Soudain, un moment de calme. Au-delà du bélier, dans la rotonde, et debout dans une obscurité violacée, se trouve un étang, le point d’eau d’un groupe de créatures ténébreuses qui me rappellent les Célèbes de Max Ernst, sa peinture surréaliste de 1921.

Les énormes corps de ces quatre créatures à cornes qui baissent la tête et boivent à la piscine circulaire sont des bowsers cylindriques à roues, destinés au transport de diesel, leurs surfaces métalliques cicatrisées arborant des avertissements sur leur contenu inflammable dangereux, et ils sont soulevés sur des jambes faites de vieux pneus. Une sorte de truc noir capricieux les bave. Les créatures sirotent délicatement de la piscine noire, sur la surface de laquelle je suis sûr que j’ai vu une image projetée d’une autre créature se vautrer pendant une seconde, mais je peux me tromper. Les vieilles baignoires pendent au-dessus. Sont-ils des oiseaux? Le projet Duveen de Phillipson est tellement rempli de détails, d’images, d’idées sculpturales et de morceaux de bricolage que j’ai du mal à tout prendre en compte.

Rupture n ° 1.
«Vous avez le sentiment que tout l’endroit pourrait monter à tout moment» … Rupture n ° 1. Photographie: David M Benett / Getty Images

Ensuite, nous repartons. La lumière colorée changeante et le paysage sonore cacophonique de Phillipson fuient d’espace en espace. Soudain, les yeux du bélier brillent d’un bleu froid. Des insectes étranges (fabriqués à partir de jauges de voiture, d’aérations de toit et d’acier réutilisé) planent dans les airs, ainsi que des haut-parleurs audio et d’étranges lampes incandescentes. Il y a des nuages ​​peints sur les rideaux suspendus qui tapissent les murs du Duveen, et dans l’espace final, des cieux projetés remplis d’une lumière surnaturelle et d’une course météorologique sur les murs. Les cygnes numérisés migrent à travers les nuages ​​imposants, peut-être pour ne jamais revenir. Le sol de la galerie est ici une sorte de prairie stérile, jonchée de couvertures argentées froissées et d’une paire d’éoliennes tournantes (leurs pales remplacées par des ancres). Au fond se trouve un misérable silo abandonné, un hangar en carton ondulé dans lequel des morceaux de métal soufflé par le vent résonnent de manière erratique contre des bouteilles de propane pendantes, comme un carillon désolé. Vous avez le sentiment que tout l’endroit pourrait monter à tout moment. Au-delà de cela, sur la paroi arrière du Duveen, un écran vertical imposant représente un lever de soleil sur l’eau. Le soleil brise l’horizon et grimpe, pour abandonner le fantôme pour retomber dans la mer. Attendez une minute. Ce n’est pas du tout le soleil, ni la lune, ni la Terre elle-même, mais une pêche géante, un fruit qui vacille dans un ciel irradié.

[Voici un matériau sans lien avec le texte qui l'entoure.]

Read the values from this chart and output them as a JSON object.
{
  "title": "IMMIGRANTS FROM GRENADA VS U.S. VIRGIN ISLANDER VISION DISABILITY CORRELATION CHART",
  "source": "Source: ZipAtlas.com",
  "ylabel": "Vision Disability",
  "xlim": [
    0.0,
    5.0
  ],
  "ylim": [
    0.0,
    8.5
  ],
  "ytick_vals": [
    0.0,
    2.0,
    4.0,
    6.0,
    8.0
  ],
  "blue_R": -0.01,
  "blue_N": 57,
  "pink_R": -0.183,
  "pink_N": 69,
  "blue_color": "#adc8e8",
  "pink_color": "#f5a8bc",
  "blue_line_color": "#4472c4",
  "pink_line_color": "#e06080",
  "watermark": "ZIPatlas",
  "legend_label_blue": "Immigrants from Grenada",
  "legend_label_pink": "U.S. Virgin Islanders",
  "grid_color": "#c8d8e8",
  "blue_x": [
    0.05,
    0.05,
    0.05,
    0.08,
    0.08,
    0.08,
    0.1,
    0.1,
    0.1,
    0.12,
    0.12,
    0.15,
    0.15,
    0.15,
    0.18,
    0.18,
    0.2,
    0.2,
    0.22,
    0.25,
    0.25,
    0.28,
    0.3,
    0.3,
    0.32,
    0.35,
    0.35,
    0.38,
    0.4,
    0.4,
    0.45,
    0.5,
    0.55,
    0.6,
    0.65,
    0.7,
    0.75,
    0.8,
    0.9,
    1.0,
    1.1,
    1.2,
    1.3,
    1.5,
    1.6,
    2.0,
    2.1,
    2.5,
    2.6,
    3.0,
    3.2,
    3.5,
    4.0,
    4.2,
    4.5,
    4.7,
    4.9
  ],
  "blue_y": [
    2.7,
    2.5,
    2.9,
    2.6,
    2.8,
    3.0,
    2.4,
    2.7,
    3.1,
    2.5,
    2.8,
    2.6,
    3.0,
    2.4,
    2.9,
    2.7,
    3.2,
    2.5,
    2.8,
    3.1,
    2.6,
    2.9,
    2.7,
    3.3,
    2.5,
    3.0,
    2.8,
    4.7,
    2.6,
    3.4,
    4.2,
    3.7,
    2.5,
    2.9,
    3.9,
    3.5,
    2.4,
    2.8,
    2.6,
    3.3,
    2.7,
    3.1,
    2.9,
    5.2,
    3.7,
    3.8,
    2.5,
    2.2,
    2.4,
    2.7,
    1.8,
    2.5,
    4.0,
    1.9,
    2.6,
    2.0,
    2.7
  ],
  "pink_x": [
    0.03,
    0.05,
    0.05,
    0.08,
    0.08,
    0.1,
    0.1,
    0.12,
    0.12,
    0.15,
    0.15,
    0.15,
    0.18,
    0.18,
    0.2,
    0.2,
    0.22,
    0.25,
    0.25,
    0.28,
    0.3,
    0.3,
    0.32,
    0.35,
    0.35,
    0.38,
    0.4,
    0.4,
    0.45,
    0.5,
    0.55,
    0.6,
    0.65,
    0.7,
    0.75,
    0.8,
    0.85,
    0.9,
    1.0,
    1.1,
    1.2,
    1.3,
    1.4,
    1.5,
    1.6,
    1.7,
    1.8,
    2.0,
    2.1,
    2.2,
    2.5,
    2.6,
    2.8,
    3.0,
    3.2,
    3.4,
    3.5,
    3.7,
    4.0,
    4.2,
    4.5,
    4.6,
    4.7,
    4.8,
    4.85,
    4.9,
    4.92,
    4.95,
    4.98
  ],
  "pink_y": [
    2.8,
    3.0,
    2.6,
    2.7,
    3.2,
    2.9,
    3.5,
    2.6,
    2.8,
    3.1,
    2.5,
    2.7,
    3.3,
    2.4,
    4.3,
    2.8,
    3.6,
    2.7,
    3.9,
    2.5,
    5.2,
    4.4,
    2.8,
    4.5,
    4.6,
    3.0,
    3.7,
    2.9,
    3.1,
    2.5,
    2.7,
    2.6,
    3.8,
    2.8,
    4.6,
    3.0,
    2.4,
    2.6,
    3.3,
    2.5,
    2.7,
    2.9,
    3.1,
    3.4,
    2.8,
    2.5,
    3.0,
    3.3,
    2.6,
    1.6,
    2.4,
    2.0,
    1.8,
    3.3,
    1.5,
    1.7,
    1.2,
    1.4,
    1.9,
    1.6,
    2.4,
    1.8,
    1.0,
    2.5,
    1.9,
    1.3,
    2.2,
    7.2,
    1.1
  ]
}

Est-ce le monde ou est-ce l’art qui est surchauffé, trop mûr, rempli de bêtises industrielles et de créatures effrayantes? Comme The End de Phillipson, sa crème fouettée sur le quatrième socle, cette nouvelle œuvre signale des préoccupations familières sur la disparition du monde, et le fait avec autant d’inventivité et d’esprit que de chagrin et d’effroi. Phillipson rend la catastrophe divertissante, mais c’est un fruit amer. Peachy, n’est-ce pas?